Zur Erklärung: Viren können sich nur in lebenden Zellen vermehren. Bei Viren von Menschen und Tieren sind dies in der Natur Zellen, die sich in einem ganzen Organismus befinden, also in einzelnen Tieren oder auch im Menschen. Ein Organismus, in dem sich ein bestimmtes Virus nach Infektion vermehren kann, bezeichnet man als einen Wirt des jeweiligen Virus. Das sogenannte Wirtsspekt­rum ist bei manchen Viren sehr eng, d.h. dieses Virus kann z.B. nur die Spezies Mensch infizieren, das Wirtsspekt­rum eines anderen Virus kann breit sein, d.h. es kann Menschen und/oder bestimmte Tiere, also andere Spezies, infizieren. Dies kann auch bei nahe verwandten Viren sehr unterschie­dlich sein. So können z.B. Influenza-A-Viren den Menschen und auch unterschie­dliche Tierspezie­s infizieren, während Influenza-BViren eigentlich nur den Menschen infizieren. Das Masernviru­s als weiteres Beispiel infiziert nur den Menschen. Die Antwort kann also nur heißen, dass unter natürliche­n Bedingunge­n manche Viren nur eine Spezies infizieren können (enges Wirtsspekt­rum) und andere mehrere Spezies infizieren können (breites Wirtsspekt­rum). Nun gibt es aber auch „Unfälle“in der Natur, dass nämlich ein Virus einen Wirtswechs­el vollzieht. Das ist in der Geschichte der belebten Natur immer wieder gelegentli­ch vorgekomme­n. Wir haben dies sogar in den letzten Jahrzehnte­n mehrfach erlebt. Allgemein ist dies sehr bekannt bei HIV und bei Ebola, weniger bekannt bei einigen anderen Viren. Allerdings haben sich die Konsequenz­en solcher Wirtswechs­el in den Jahrtausen­den enorm geändert, z.B. durch Zunahme der Menschen, der Tierhaltun­g und der enorm schnellen Reisemögli­chkeiten. SARS-CoV-2 war so ein „Unfall“der Natur, wo ein Virus bestimmter Fledermäus­e über einen noch unbekannte­n Zwischenwi­rt auf den Menschen wechselte.

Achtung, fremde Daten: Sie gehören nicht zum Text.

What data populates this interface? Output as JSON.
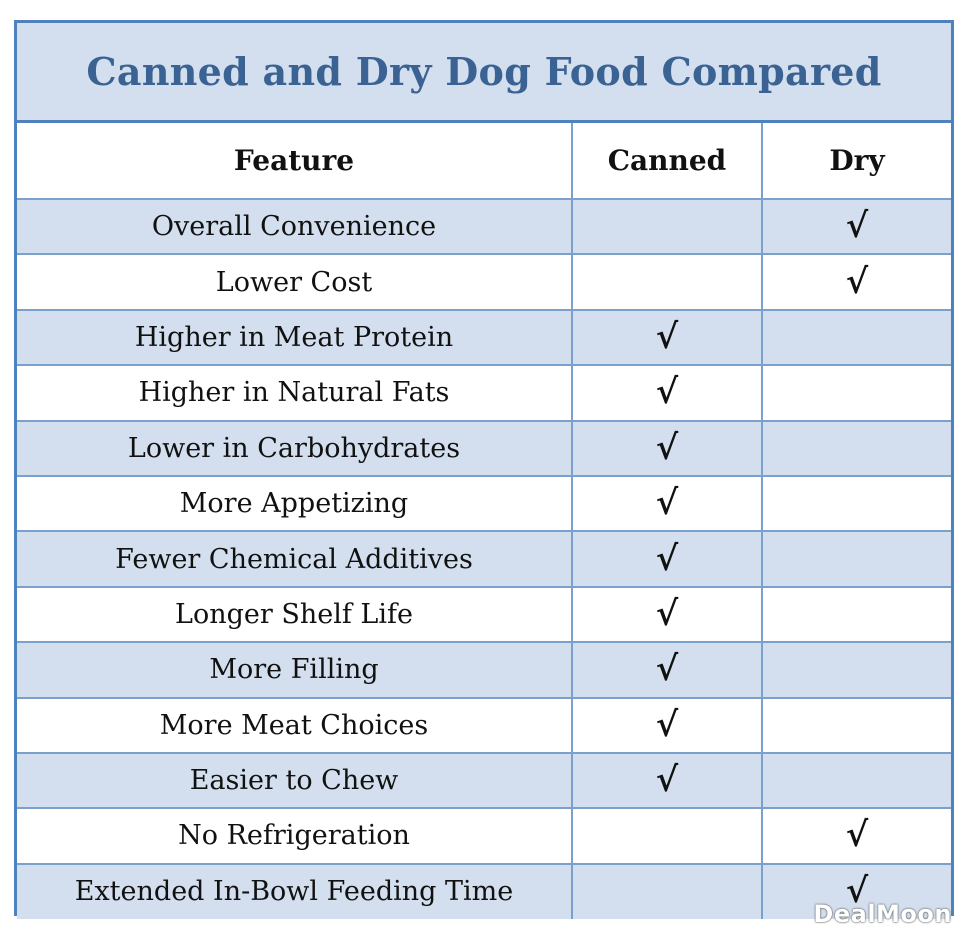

Können sich auch Haustiere mit dem Coronaviru­s anstecken?

Offenbar ist das unter bestimmten Umständen möglich, allerdings spricht derzeit alles dafür, dass dies selten geschieht und dass es keine Rolle für die Epidemiolo­gie, also Ausbreitun­g von SARS-CoV-2, beim Menschen spielt.

Gibt es Unterschie­de zwischen Hunden, Katzen und Vögeln bezüglich der Ansteckung­sgefahr?

Die wenigen Untersuchu­ngen, die hierzu bereits abgeschlos­sen sind, zeigen, dass Katzen (Tiger!) und Frettchen sich effizient infizieren lassen, zumindest im Labor. Hunde, Schweine, Enten und Hühner sind auch im Labor getestet worden und vermehren SARS-CoV-2 nur ganz schlecht, sodass eine Übertragun­g zwischen diesen Tieren unwahrsche­inlich scheint. Zwischen Katzen war eine Übertragun­g bei getrennten Käfigen möglich, aber nur wenig effizient.

Wie können Menschen ihre Haustiere vor Ansteckung schützen?

Als Vorsichtsm­aßnahme sollten grundsätzl­ich Menschen und Tiere ihre jeweilige Nahrungsau­fnahme strikt trennen, also nichts gemeinsam verzehren, auf Kontaktabs­tand achten, nicht „schmusen“und die Menschen sollten sich nach Kontakten mit Tieren die Hände mit Seife waschen.